GSA Annual Meeting in Indianapolis, Indiana, USA - 2018

Paper No. 158-2
Presentation Time: 8:20 AM

CONTINENTAL COLLISIONS DURING APPALACHIAN OROGENESIS AS REVEALED BY NEW GEOPHYSICAL OBSERVATIONS FROM THE SOUTHEASTERN U.S (Invited Presentation)


HOPPER, Emily1, MARZEN, Rachel E.2, FISCHER, Karen M.3, SHILLINGTON, Donna J.1 and HAWMAN, Robert B.4, (1)Lamont-Doherty Earth Observatory of Columbia University, 61 Route 9W, Palisades, NY 10964, (2)Columbia University, New York, NY 10027, (3)Department of Geological Sciences, Brown University, Providence, RI 02912, (4)Department of Geology, University of Georgia, Athens, GA 30602

In the Southern Appalachians, EarthScope’s Transportable Array was supplemented by targeted EarthScope seismic experiments: SESAME (passive) and SUGAR (active). Newly available geophysical and other data forces us to reinterpret long accepted answers to fundamental questions. How was collisional deformation accommodated?
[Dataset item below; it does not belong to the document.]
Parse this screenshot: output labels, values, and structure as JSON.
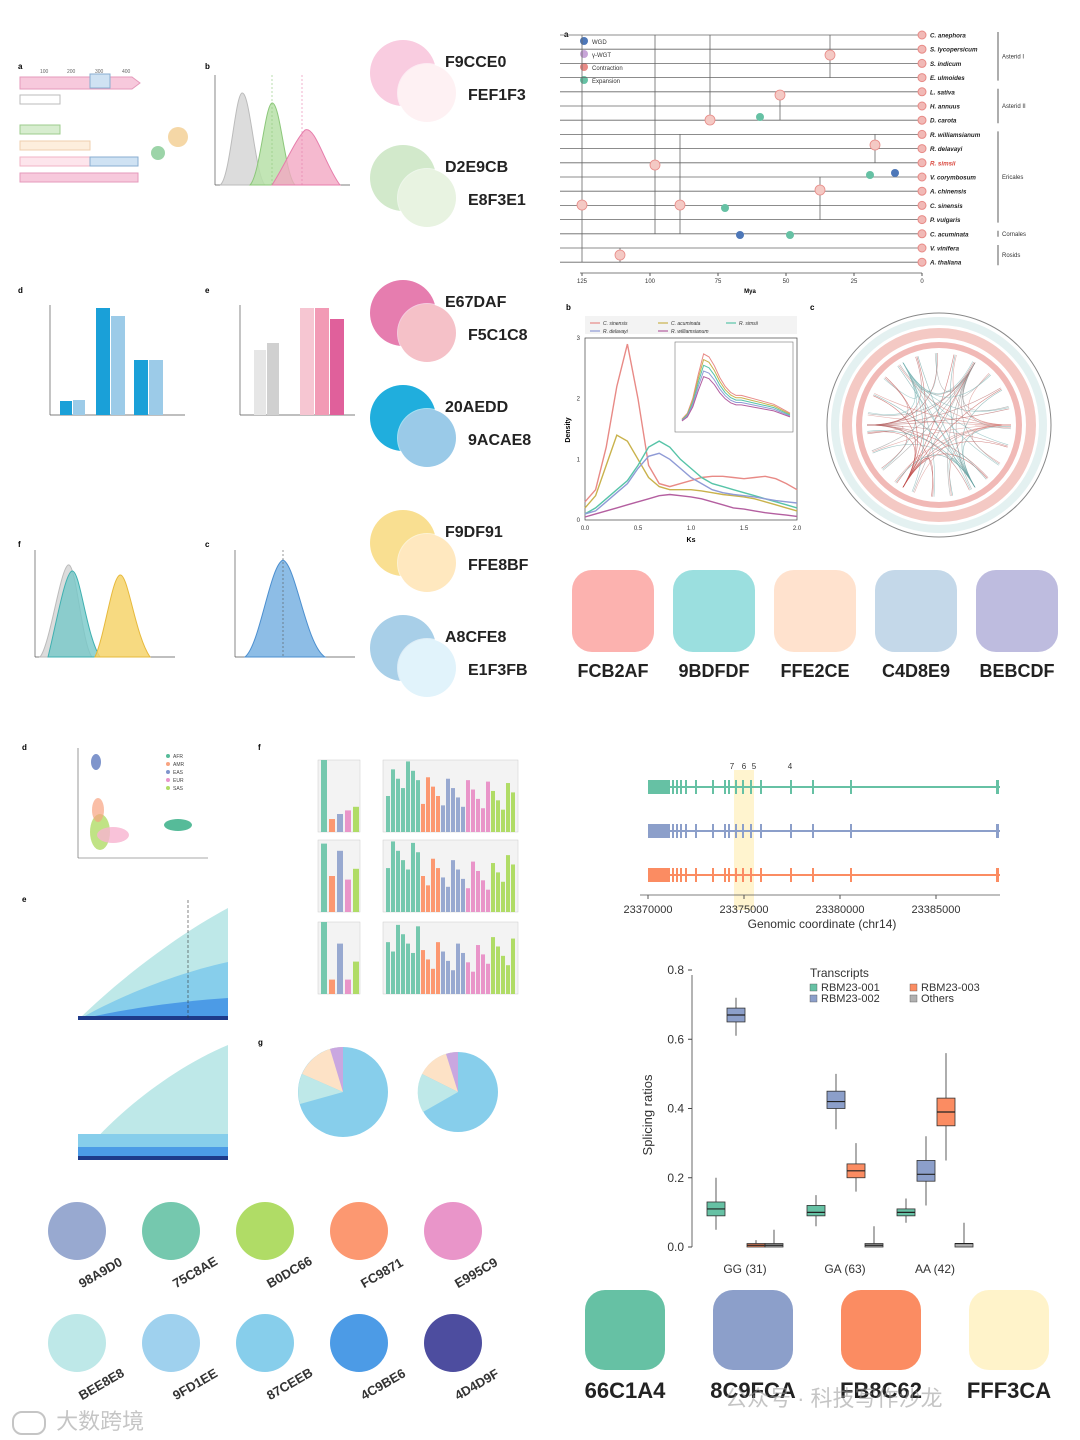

The processes of collision are at least partially preserved by the suture with the Gondwanan Suwannee terrane, left in the southeastern U.S. by Mesozoic rifting. This suture lies beneath the Coastal Plain, its near-surface location broadly constrained by peri-Gondwanan and Laurentian affinity rocks outcropping to the northwest and sparse borehole samples of Gondwanan affinity in southern Georgia. COCORP reflection images from the 1980s highlighted a steeply dipping structure interpreted as the Alleghanian (Suwannee) Suture that could accommodate significant strike-slip motion. However, recent Sp imaging recorded by SESAME stations revealed a south-dipping structure extending from the near-surface at the northern limit of the Gondwanan suture zone to the mid-crust in southern Georgia and beyond. We interpret this as the Suwannee suture, indicating the Gondwanan crust overthrust the Laurentian margin by at least 330 km in a collision that was near head-on. Remigration of the COCORP data highlights a flat-lying feature at a similar depth to this Sp phase, although the dipping feature originally interpreted as an Alleghanian suture remains relatively prominent; this may be related to older tectonism. Further north, a shallow, flat-lying reflector has long been interpreted as the Southern Appalachian Detachment that accommodated the thin-skinned overthrusting of the allocthonous Blue Ridge terrane. Detailed velocity modeling of SUGAR refraction data reveals this to be a low velocity layer, compatible with this thrusting localized in a metasedimentary layer. We are also compiling estimates of paleo-topography and crustal thickness during orogenesis, e.g. from peak P-T conditions, and how these compare with currently observed values from modern seismic imaging. Combining our deeper understanding of how the collision occurred with estimates of crustal thickness evolution helps us to build a complete picture of the evolution of the lithosphere from pre-orogenesis to today.